Thanks a lot for handling this!
--
Best wishes,
Wen
>
> [1] -
> https://lore.kernel.org/lkml/02c522f2a09183c9e1a6ff5b0110d0d5cc5e35bd.camel@redhat.com/
>
>> [!] Note that the stores before the write barrier would normally be
>> expected to match the loads after the read barrier or the
>> address-dependency barrier, and vice versa ...
>>
>> So, we should to swap the read order in the callback so that it matches
>> the standard pattern:
>>
>> void __ha_monitor_timer_callback() {
>> guard(rcu)();
>> curr_state = READ_ONCE(ha_mon->da_mon.curr_state); /* B:
>> before rmb */
>> smp_rmb();
>> if (unlikely(!da_monitoring(&ha_mon->da_mon))) /* A:
>> after rmb */
>> return;
>> /*
>> * Reached here: monitoring = 1 (old_A).
>> * Standard wmb/rmb guarantee: curr_state (read before rmb) is also
>> * old, i.e. not initial_state.
>> */
>> ha_react(curr_state, EVENT_NONE, env_string.buffer);
>> ...
>> }
>>
>> void da_monitor_reset() {
>> da_monitor_reset_hook(da_mon);
>> WRITE_ONCE(da_mon->monitoring, 0); /* A: before wmb */
>> smp_wmb();
>> WRITE_ONCE(da_mon->curr_state, model_get_initial_state()); /*
>> B: after wmb */
>> }
>>
>>
>>
>> --
>> Best wishes,
>> Wen
>>
>>>
>>> [1] -
>>> https://lore.kernel.org/lkml/8af5ba4bd93d2acb8a546e8e47ced974a87c1eb8.1778522945.git.wen.yang@linux.dev
>>>
>>>>
>>>>
>>>> --
>>>> Best wishes,
>>>> Wen
>>>>
>>>>
>>>> On 5/12/26 22:02, Gabriele Monaco wrote:
>>>>> HA monitors may start timers, all cleanup functions currently stop the
>>>>> timers asynchronously to avoid sleeping in the wrong context.
>>>>> Nothing makes sure running callbacks terminate on cleanup.
>>>>>
>>>>> Run the entire HA timer callback in an RCU read-side critical section,
>>>>> this way we can simply synchronize_rcu() with any pending timer and are
>>>>> sure any cleanup using kfree_rcu() runs after callbacks terminated.
>>>>> Additionally make sure any unlikely callback running late won't run any
>>>>> code if the monitor is marked as disabled.
>>>>>
>>>>> Fixes: f5587d1b6ec9 ("rv: Add Hybrid Automata monitor type")
>>>>> Fixes: 4a24127bd6cb ("rv: Add support for per-object monitors in DA/HA")
>>>>> Signed-off-by: Gabriele Monaco <gmonaco@redhat.com>
>>>>> ---
>>>>> include/rv/da_monitor.h | 23 +++++++++++++++++++----
>>>>> include/rv/ha_monitor.h | 18 ++++++++++++++++--
>>>>> 2 files changed, 35 insertions(+), 6 deletions(-)
>>>>>
>>>>> diff --git a/include/rv/da_monitor.h b/include/rv/da_monitor.h
>>>>> index a4a13b62d1a4..402d3b935c08 100644
>>>>> --- a/include/rv/da_monitor.h
>>>>> +++ b/include/rv/da_monitor.h
>>>>> @@ -57,6 +57,15 @@ static struct rv_monitor rv_this;
>>>>> #define da_monitor_reset_hook(da_mon)
>>>>> #endif
>>>>>
>>>>> +/*
>>>>> + * Hook to allow the implementation of hybrid automata: define it with
>>>>> a
>>>>> + * function that waits for the termination of all monitors background
>>>>> + * activities (e.g. all timers).
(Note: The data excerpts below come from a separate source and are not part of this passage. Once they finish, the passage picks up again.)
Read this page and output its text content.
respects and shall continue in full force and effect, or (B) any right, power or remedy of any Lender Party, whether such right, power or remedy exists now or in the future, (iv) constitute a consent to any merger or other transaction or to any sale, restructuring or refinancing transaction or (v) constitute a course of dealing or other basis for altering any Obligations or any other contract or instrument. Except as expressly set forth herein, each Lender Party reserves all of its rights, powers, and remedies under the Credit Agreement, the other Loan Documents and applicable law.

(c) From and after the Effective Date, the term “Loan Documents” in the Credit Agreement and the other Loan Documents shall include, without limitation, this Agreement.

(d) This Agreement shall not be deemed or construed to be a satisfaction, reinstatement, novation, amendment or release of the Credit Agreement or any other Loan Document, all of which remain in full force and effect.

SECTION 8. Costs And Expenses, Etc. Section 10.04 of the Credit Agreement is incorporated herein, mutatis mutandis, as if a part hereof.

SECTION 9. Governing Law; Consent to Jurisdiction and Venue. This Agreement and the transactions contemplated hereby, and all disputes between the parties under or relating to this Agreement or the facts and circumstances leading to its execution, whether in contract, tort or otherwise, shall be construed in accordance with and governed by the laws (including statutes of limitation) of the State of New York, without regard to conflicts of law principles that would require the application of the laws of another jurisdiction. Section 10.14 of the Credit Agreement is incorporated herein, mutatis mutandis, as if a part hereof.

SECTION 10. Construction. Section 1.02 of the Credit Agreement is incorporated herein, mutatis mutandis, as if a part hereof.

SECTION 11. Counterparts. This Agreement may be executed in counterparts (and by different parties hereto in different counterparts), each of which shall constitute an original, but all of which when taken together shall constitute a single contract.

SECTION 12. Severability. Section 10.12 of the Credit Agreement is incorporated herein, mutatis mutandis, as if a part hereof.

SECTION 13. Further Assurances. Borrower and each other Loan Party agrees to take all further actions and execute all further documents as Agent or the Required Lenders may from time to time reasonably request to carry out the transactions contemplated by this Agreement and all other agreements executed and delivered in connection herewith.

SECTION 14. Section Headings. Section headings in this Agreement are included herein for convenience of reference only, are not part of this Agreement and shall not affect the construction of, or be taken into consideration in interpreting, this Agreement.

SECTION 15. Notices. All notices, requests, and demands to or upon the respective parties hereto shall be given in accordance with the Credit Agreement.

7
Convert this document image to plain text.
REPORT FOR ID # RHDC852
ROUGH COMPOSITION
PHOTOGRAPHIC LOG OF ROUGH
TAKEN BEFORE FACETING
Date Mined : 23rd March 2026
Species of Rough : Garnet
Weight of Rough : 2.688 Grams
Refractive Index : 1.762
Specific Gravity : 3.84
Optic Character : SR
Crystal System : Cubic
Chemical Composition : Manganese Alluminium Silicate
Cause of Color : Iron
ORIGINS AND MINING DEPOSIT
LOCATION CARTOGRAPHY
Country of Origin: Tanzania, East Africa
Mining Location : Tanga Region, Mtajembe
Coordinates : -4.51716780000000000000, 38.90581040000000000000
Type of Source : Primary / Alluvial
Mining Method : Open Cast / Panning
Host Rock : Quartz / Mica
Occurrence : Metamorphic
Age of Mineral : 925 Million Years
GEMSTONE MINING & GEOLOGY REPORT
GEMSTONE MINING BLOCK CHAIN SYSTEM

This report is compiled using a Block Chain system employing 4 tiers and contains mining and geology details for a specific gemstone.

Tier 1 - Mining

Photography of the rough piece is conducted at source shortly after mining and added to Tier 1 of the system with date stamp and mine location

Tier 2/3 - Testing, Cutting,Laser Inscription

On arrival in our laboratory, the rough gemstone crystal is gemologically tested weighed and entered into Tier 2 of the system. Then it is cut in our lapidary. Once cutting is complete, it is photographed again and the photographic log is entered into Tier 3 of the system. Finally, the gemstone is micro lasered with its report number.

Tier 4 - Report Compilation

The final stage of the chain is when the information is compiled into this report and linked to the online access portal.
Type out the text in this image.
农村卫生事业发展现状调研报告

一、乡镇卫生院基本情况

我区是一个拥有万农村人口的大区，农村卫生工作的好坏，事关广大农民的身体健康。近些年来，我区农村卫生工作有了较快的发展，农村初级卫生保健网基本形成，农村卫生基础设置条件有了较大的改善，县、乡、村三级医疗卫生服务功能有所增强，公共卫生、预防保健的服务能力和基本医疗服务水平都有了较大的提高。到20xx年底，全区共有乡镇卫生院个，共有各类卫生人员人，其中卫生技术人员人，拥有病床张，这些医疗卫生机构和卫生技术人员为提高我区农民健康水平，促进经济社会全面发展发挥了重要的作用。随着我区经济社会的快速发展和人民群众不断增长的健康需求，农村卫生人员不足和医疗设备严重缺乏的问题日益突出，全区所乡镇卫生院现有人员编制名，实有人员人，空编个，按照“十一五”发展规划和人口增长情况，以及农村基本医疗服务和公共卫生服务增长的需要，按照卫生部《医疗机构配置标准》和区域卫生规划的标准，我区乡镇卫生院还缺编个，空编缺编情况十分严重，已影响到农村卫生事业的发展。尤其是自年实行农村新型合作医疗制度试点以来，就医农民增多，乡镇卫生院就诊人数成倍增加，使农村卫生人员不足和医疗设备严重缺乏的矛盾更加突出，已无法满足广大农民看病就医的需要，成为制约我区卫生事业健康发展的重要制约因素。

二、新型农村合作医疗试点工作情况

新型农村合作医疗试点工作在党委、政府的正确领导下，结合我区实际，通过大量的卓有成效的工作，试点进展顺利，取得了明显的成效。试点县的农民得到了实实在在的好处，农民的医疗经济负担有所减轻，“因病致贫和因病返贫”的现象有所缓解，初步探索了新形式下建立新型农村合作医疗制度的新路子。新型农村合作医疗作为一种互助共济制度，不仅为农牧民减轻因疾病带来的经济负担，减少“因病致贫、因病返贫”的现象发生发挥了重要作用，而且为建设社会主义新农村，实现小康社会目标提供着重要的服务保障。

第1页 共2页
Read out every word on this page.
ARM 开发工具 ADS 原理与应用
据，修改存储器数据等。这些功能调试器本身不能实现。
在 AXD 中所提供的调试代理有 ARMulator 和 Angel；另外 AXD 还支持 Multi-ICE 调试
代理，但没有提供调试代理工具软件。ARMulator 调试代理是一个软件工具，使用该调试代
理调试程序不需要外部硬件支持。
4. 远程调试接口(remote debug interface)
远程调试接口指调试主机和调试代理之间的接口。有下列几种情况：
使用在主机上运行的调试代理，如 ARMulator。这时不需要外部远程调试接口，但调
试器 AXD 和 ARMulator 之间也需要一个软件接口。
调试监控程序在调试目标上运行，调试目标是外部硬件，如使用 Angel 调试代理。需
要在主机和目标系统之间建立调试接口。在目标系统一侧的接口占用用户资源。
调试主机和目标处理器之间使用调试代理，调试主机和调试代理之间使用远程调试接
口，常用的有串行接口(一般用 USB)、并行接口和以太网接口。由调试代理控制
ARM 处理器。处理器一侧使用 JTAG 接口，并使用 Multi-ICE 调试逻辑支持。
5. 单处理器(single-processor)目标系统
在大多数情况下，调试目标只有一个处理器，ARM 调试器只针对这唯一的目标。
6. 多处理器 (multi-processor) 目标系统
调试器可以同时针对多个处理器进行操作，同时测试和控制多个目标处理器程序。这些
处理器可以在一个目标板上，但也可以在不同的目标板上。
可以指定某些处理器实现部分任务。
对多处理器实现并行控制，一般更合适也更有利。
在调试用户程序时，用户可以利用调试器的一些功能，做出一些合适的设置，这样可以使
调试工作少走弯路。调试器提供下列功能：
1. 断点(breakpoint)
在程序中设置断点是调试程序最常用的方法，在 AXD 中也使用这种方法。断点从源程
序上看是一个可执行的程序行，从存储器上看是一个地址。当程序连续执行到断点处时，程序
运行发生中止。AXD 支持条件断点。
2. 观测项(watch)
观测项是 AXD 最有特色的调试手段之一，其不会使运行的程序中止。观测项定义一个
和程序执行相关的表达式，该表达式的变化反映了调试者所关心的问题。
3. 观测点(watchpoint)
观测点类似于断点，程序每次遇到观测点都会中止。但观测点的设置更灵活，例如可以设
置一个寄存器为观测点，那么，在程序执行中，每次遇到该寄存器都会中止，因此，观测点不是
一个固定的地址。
This hook can sleep.
>>>>> + */
>>>>> +#ifndef da_monitor_sync_hook
>>>>> +#define da_monitor_sync_hook()
>>>>> +#endif
>>>>> +
>>>>> /*
>>>>> * Type for the target id, default to int but can be overridden.
>>>>> * A long type can work as hash table key (PER_OBJ) but will be
>>>>> downgraded
>>>>> to
>>>>> @@ -179,6 +188,7 @@ static inline int da_monitor_init(void)
>>>>> static inline void da_monitor_destroy(void)
>>>>> {
>>>>> da_monitor_reset_all();
>>>>> + da_monitor_sync_hook();
>>>>> }
>>>>>
>>>>> #ifndef da_implicit_guard
>>>>> @@ -232,6 +242,7 @@ static inline int da_monitor_init(void)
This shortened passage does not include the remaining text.